Son olarak Erzincan İliç’te yaşanan maden faciasının yakın bir geçmişte Şebinkarahisar’da yaşandığını hatırlatan Şenyürek; “AKP’li yandaş şirketin ortak olduğu Anagold firmasının Erzincan İliç’te neden olduğu facianın benzeri daha önce Şabinkarahisar ilçemizde de yaşanmış, 18 Kasım 2021 tarihinde bir maden işletmesinin atık havuzunda meydana gelen çökme sonucu çevre felaketi yaşanmıştı.

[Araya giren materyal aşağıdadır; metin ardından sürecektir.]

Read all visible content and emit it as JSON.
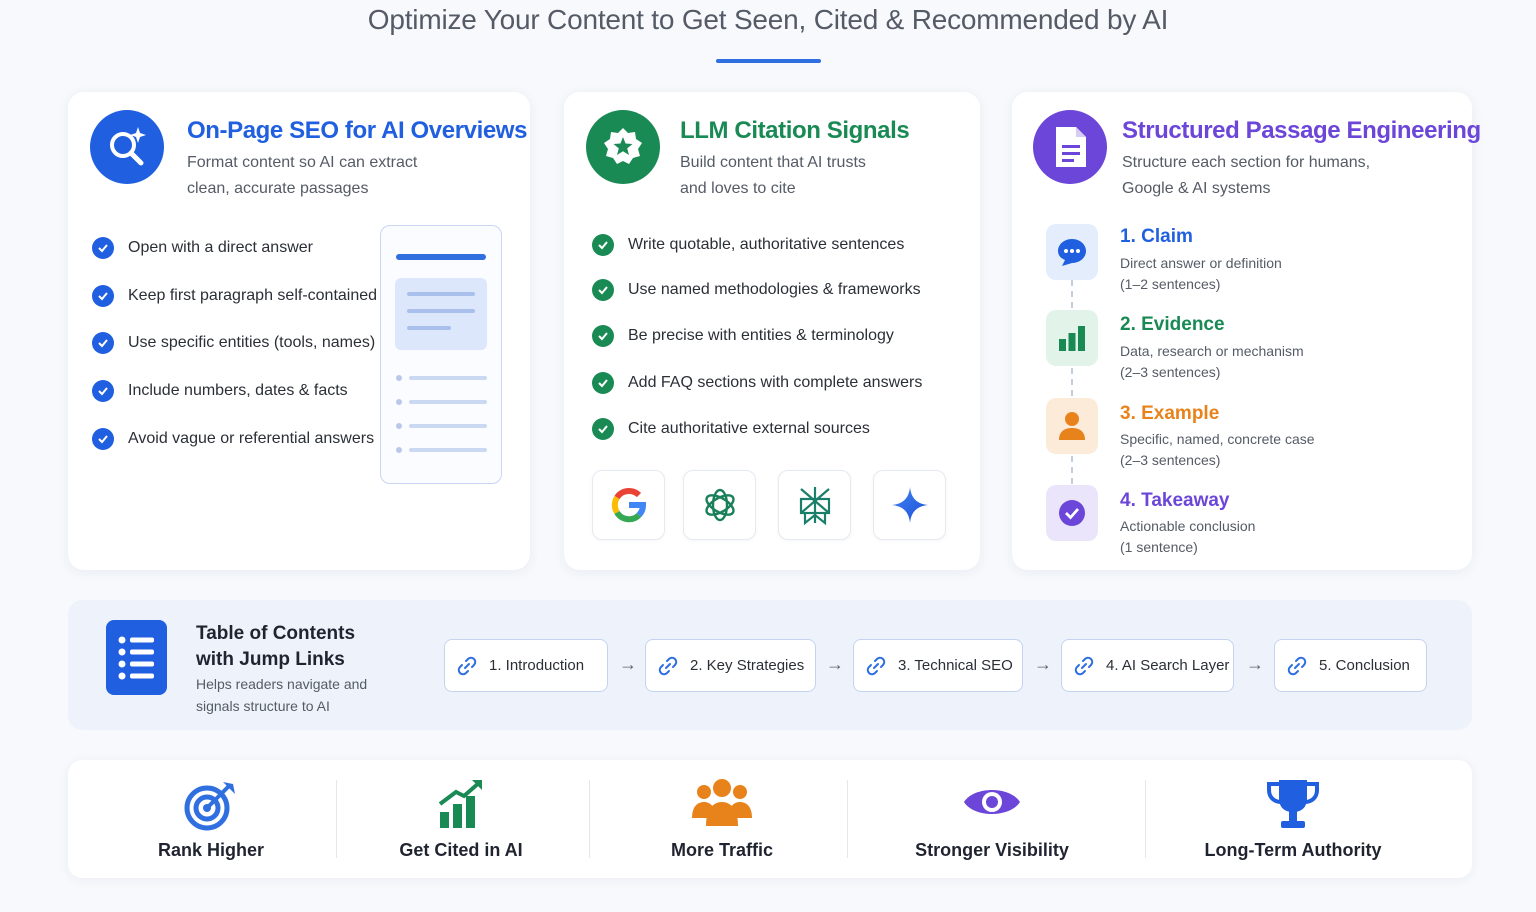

Yasaların, mahkeme kararlarının ve ÇED yönetmeliklerinin hiçe sayıldığı, yandaş şirketlere kolaylıkla ‘ÇED Gerekli Değildir’ raporlarının sağlanarak her türlü yağma ve talanın yolunun açıldığı bu düzen, Giresun’un neredeyse tamamını kapsayan yeni maden ruhsatlarıyla bizleri tehdit etmektedir” şeklinde konuştu.
Şenyürek, Doğankent ilçesine bağlı Çatalağaç Köyünde faaliyet gösteren bir maden şirketinin oluşturduğu tahribata ve tehlikeye dikkat çekerek, “Son dönemde adını sıklıkla duyduğumuz AKP’li bir milletvekiline ait maden şirketi, Çatalağaç Köyü ve çevresinde yarattığı çevre tahribatıyla tarım alanlarını ve tatlı su kaynaklarını yok etmekte, köy yollarını ağır tonajlı kamyon ve iş makineleriyle kullanılamaz hale getirmektedir” dedi.
“Temiz su kaynakları madenler tarafından ediliyor”Şenyürek ayrıca, AKP’li maden şirketinin mevcut kapasitesinin ve atık depo tesisinin büyütülmesi için yeni bir süreç başlattığına da dikkat çekerek, “Halihazırda 230 bin metreküp hacme sahip atık havuzunun 2,2 milyon metreküpe arttırılması için işlemlerin başlatıldığını öğreniyoruz. Mevcut atık havuzlarından tonlarca kimyasal atık suyun sızıntı ile bölge toprağına ve Harşit Çayına karıştığı, Tirebolu Söğütağzı’nda yapımı ihale edilen içme suyu projesinin madenin genişletilmesi nedeniyle iptal edildiği iddia ediliyor.
Çağımızın en temel sorunlarından iklim krizi nedeniyle temiz su kaynaklarının korunması gerekirken, tarım ve insan yaşamı için hayati öneme sahip bu kaynaklar maden şirketleri tarafından gasp edilmektedir.
Coğrafi yapısı nedeniyle, heyelan riski altındaki bu bölgelerde; hukuk tanımayan vahşi madencilik faaliyetlerinin daha da genişletilerek sürdürülmesi, bölgeyi büyük bir tehdit altına alarak yeni çevre felaketlerine kapı açmaktadır” uyarısında bulundu.